Linking of oxidative stress and mitochondrial DNA damage to the pathophysiology of idiopathic intrauterine growth restriction.

Abstract

Objective: A common and serious pregnancy issue known as intrauterine growth restriction (IUGR) occurs when the fetus is unable to reach its full growth potential. Mitochondria are crucial to the development of the fetus and the placenta. We aimed to elucidate the role of oxidative stress parameters and markers of DNA damage. The integrity of the mitochondrial DNA (mtDNA) was studied.

Materials and methods: Blood samples were collected from 48 females (cases and controls, respectively). Oxidative stress parameters were analyzed. DNA was extracted followed by high-performance liquid chromatography to study 8-OH-dG and mt DNA by real-time polymerase chain reaction. Western blot analysis was performed for nuclear-encoded mitochondrial proteins and DNA damage markers.

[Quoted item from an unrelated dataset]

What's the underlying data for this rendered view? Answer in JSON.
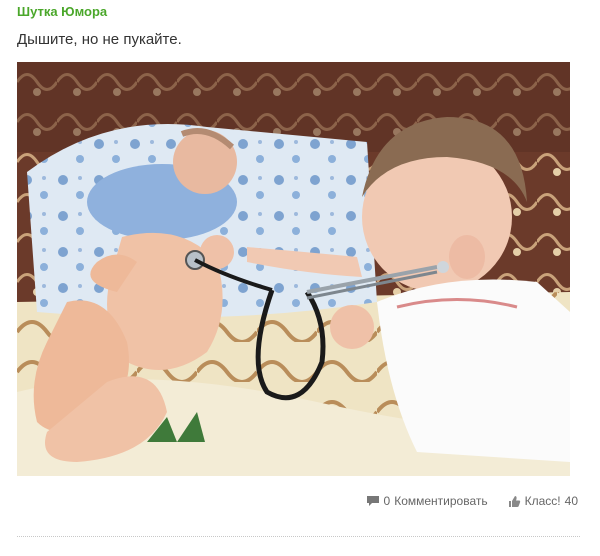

Results: When pregnant women were compared to non-pregnant women in their first, second, and third trimesters, a highly significant progressive drop in circulating mtDNA was found. In addition, mtDNA was considerably higher in mothers carrying IUGR fetuses than in healthy pregnancies. Sirtuin-3 protein expression was considerably suppressed in the IUGR placenta (P = 0.027), whereas Nrf1 expression was not statistically different from the control group in the IUGR. Increased oxidative stress led to greater DNA damage in IUGR. The highest concentrations of 8-OH-dG were found in IUGR with levels significantly higher than those in the non-pregnant group.

Conclusion: Our research sets the path for further investigation into mitochondrial anomalies in IUGR pregnancies and offers evidence for disturbed mitochondrial homeostasis. The mtDNA might offer a fresh perspective on the processes involved in physiological gestation. In addition, the presence of mtDNA may aid in the diagnosis of IUGR during pregnancy.